Bulog: Stok Beras Akhir Tahun 2009 Berlimpah

Bulog: Stok Beras Akhir Tahun 2009 Berlimpah

- detikFinance
Senin, 21 Des 2009 12:42 WIB
Bulog: Stok Beras Akhir Tahun 2009 Berlimpah
Jakarta - Perum Bulog menyatakan stok beras akhir tahun 2009 telah mencapai 1,7 juta ton atau lebih tinggi dari tahun 2008 lalu yang hanya 1,2 juta ton. Masyarakat diminta tidak khawatir mengenai tersedianya pasokan beras di Tanah Air.

Hal ini disampaikan oleh Direktur Utama Perum Bulog Sutarto Alimoeso saat ditemui di Pasar Beras Cipinang Jakarta Timur, Senin (21/12/2009).

"Kita memiliki cadangan jauh lebih tinggi dari tahun lalu. Tahun lalu hanya 1,2 juta ton sekarang 1,7 juta ton, jadi masyarakat nggak perlu khawatir," tegas Sutarto.

Ia menjelaskan, cadangan akhir tahun 2009 sebesar 1,7 juta ton merupakan beras cadangan pemerintah dan beras raskin. Sehingga kondisi stok akhir tahun ini akan menentukan target pengadaan beras tahun 2010 yang diperkirakan hanya mencapai 3,2 juta ton atau lebih rendah dari tahun ini yang mencapai 3,8 juta ton. "Minimum  3,2 juta ton untuk tahun depan," katanya.

Jumlah sebanyak 3,2 juta ton itu, kata dia untuk memenuhi kebutuhan cadangan beras pemerintah (CBP) tahun 2010 sebanyak 500.000 ton yang akan digunakan untuk beras siaga kondisi darurat.
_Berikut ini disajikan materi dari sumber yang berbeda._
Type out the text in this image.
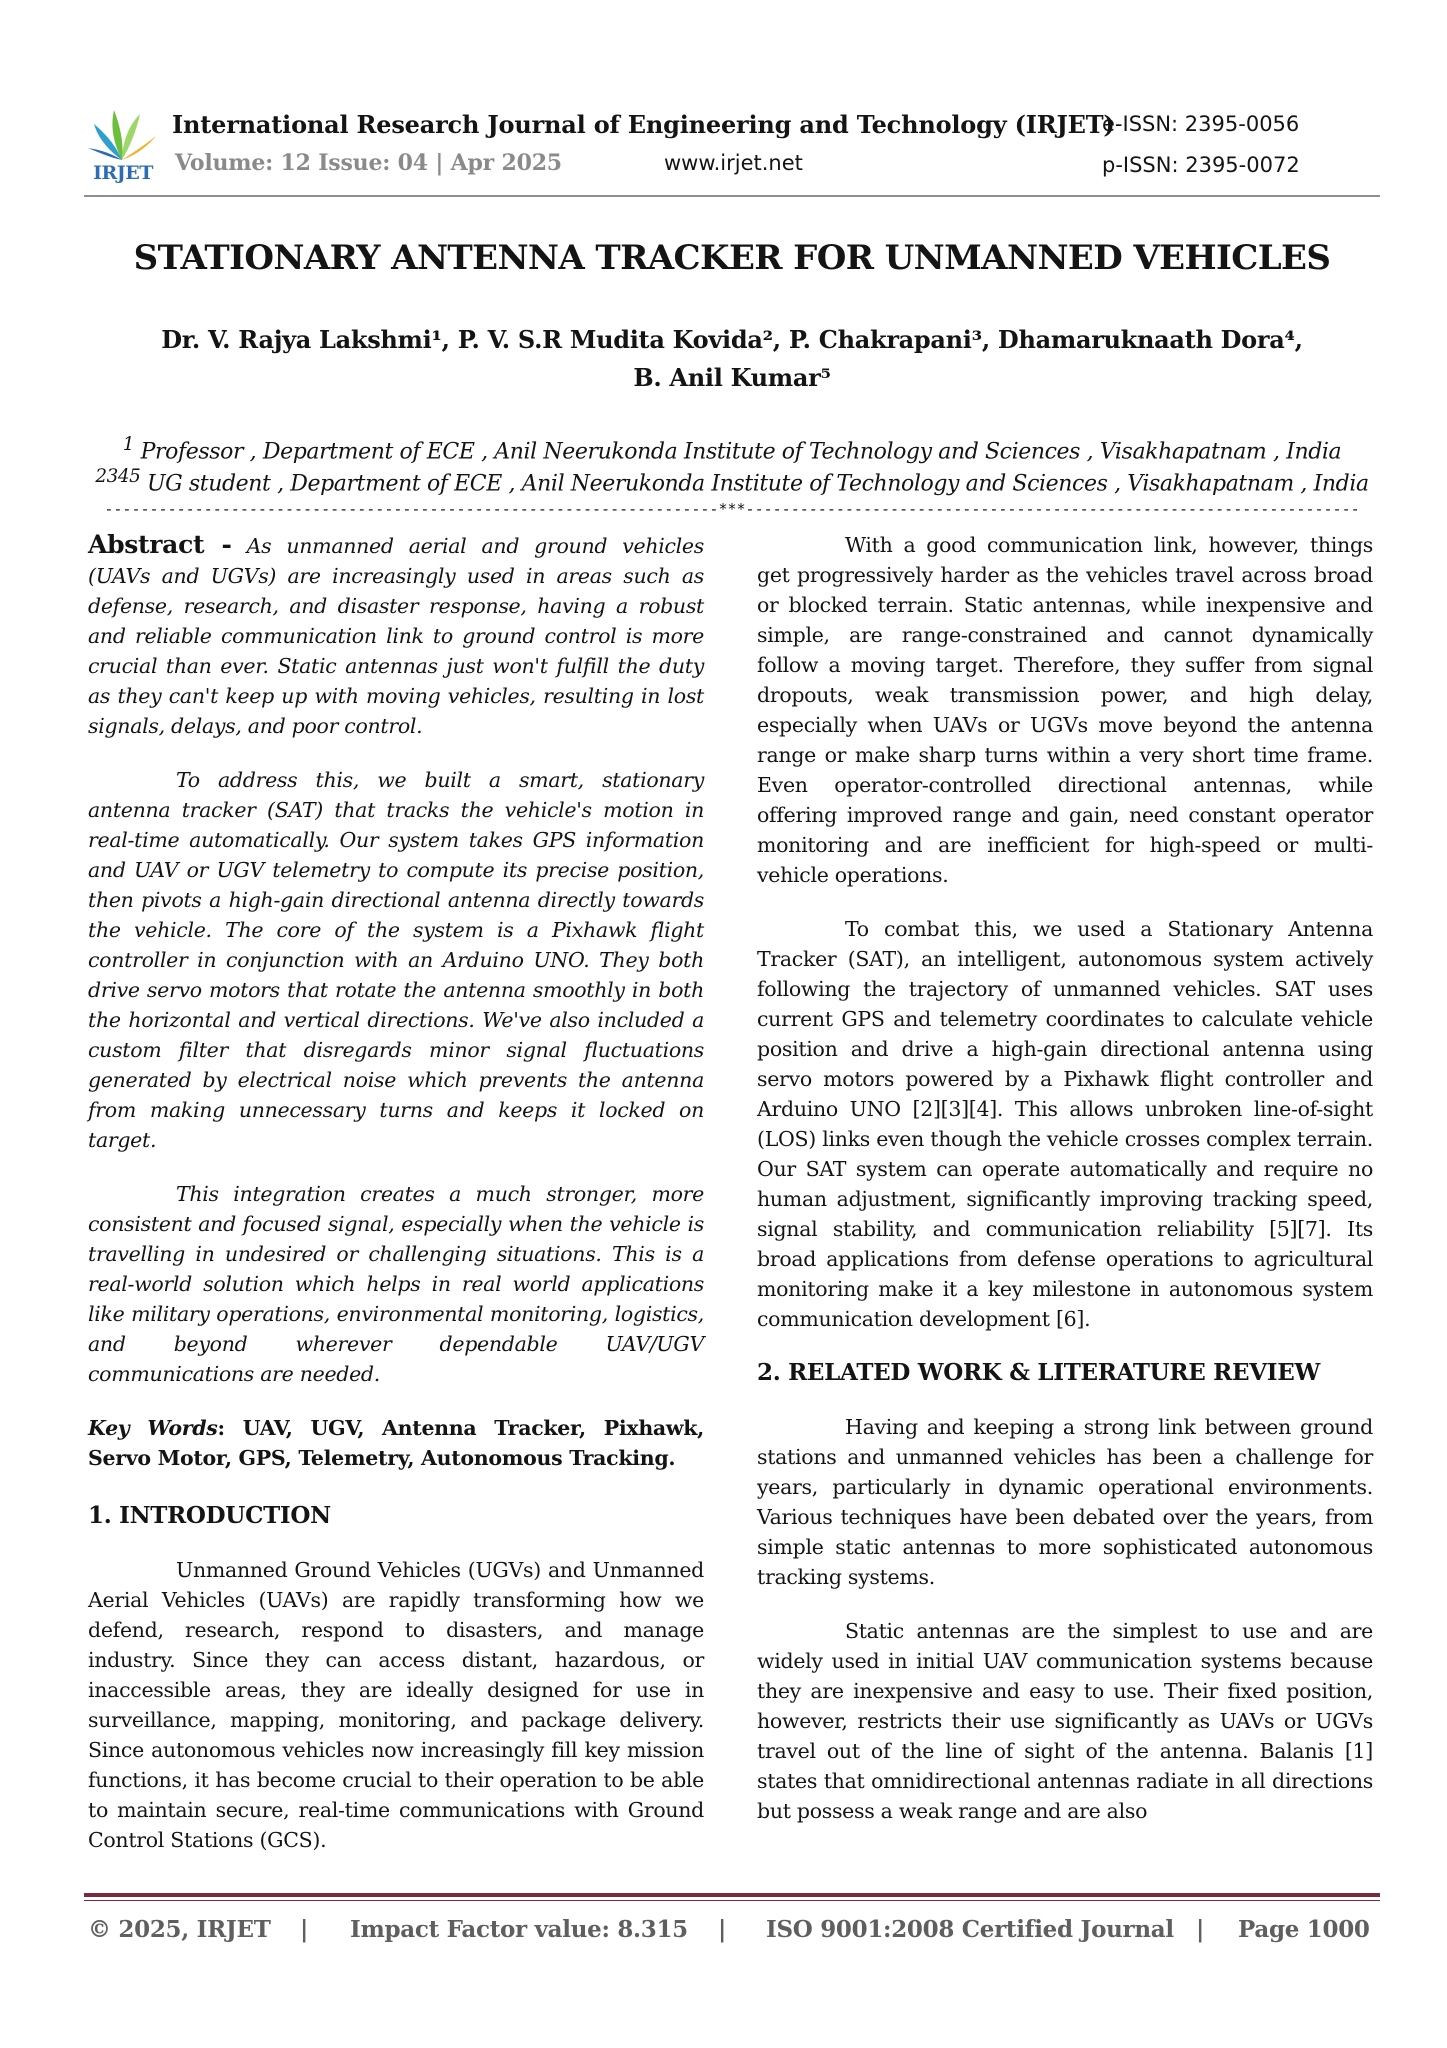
IRJET
International Research Journal of Engineering and Technology (IRJET)
Volume: 12 Issue: 04 | Apr 2025	www.irjet.net
e-ISSN: 2395-0056
p-ISSN: 2395-0072
STATIONARY ANTENNA TRACKER FOR UNMANNED VEHICLES
Dr. V. Rajya Lakshmi¹, P. V. S.R Mudita Kovida², P. Chakrapani³, Dhamaruknaath Dora⁴,
B. Anil Kumar⁵
$^1$ Professor , Department of ECE , Anil Neerukonda Institute of Technology and Sciences , Visakhapatnam , India
$^{2345}$ UG student , Department of ECE , Anil Neerukonda Institute of Technology and Sciences , Visakhapatnam , India
--------------------------------------------------------------------***--------------------------------------------------------------------

Abstract - As unmanned aerial and ground vehicles (UAVs and UGVs) are increasingly used in areas such as defense, research, and disaster response, having a robust and reliable communication link to ground control is more crucial than ever. Static antennas just won't fulfill the duty as they can't keep up with moving vehicles, resulting in lost signals, delays, and poor control.

To address this, we built a smart, stationary antenna tracker (SAT) that tracks the vehicle's motion in real-time automatically. Our system takes GPS information and UAV or UGV telemetry to compute its precise position, then pivots a high-gain directional antenna directly towards the vehicle. The core of the system is a Pixhawk flight controller in conjunction with an Arduino UNO. They both drive servo motors that rotate the antenna smoothly in both the horizontal and vertical directions. We've also included a custom filter that disregards minor signal fluctuations generated by electrical noise which prevents the antenna from making unnecessary turns and keeps it locked on target.

This integration creates a much stronger, more consistent and focused signal, especially when the vehicle is travelling in undesired or challenging situations. This is a real-world solution which helps in real world applications like military operations, environmental monitoring, logistics, and beyond wherever dependable UAV/UGV communications are needed.

Key Words: UAV, UGV, Antenna Tracker, Pixhawk, Servo Motor, GPS, Telemetry, Autonomous Tracking.

1. INTRODUCTION

Unmanned Ground Vehicles (UGVs) and Unmanned Aerial Vehicles (UAVs) are rapidly transforming how we defend, research, respond to disasters, and manage industry. Since they can access distant, hazardous, or inaccessible areas, they are ideally designed for use in surveillance, mapping, monitoring, and package delivery. Since autonomous vehicles now increasingly fill key mission functions, it has become crucial to their operation to be able to maintain secure, real-time communications with Ground Control Stations (GCS).

With a good communication link, however, things get progressively harder as the vehicles travel across broad or blocked terrain. Static antennas, while inexpensive and simple, are range-constrained and cannot dynamically follow a moving target. Therefore, they suffer from signal dropouts, weak transmission power, and high delay, especially when UAVs or UGVs move beyond the antenna range or make sharp turns within a very short time frame. Even operator-controlled directional antennas, while offering improved range and gain, need constant operator monitoring and are inefficient for high-speed or multi-vehicle operations.

To combat this, we used a Stationary Antenna Tracker (SAT), an intelligent, autonomous system actively following the trajectory of unmanned vehicles. SAT uses current GPS and telemetry coordinates to calculate vehicle position and drive a high-gain directional antenna using servo motors powered by a Pixhawk flight controller and Arduino UNO [2][3][4]. This allows unbroken line-of-sight (LOS) links even though the vehicle crosses complex terrain. Our SAT system can operate automatically and require no human adjustment, significantly improving tracking speed, signal stability, and communication reliability [5][7]. Its broad applications from defense operations to agricultural monitoring make it a key milestone in autonomous system communication development [6].

2. RELATED WORK & LITERATURE REVIEW

Having and keeping a strong link between ground stations and unmanned vehicles has been a challenge for years, particularly in dynamic operational environments. Various techniques have been debated over the years, from simple static antennas to more sophisticated autonomous tracking systems.

Static antennas are the simplest to use and are widely used in initial UAV communication systems because they are inexpensive and easy to use. Their fixed position, however, restricts their use significantly as UAVs or UGVs travel out of the line of sight of the antenna. Balanis [1] states that omnidirectional antennas radiate in all directions but possess a weak range and are also

© 2025, IRJET | Impact Factor value: 8.315 | ISO 9001:2008 Certified Journal | Page 1000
Sedangkan untuk beras raskin mencapai 2,7 juta ton dengan alokasi anggaran APBN kurang lebih Rp 11 triliun.

Mengenai beras raskin untuk 2010 ia menjelaskan jumlah rumah tangga sasaran (RTS) semakin dikurangi dari 18,5 juta menjadi 17,4 juta RTS. Sedangkan volume berasnya juga diturunkan dari 15 kg menjadi 13 kg per bulan, namun tetap dialokasikan hingga 12 bulan.

"Dibandingkan tahun 2009, harganya beda, RTS kurang satu juta dari 18,5  juta menjadi 17, 4  juta," katanya.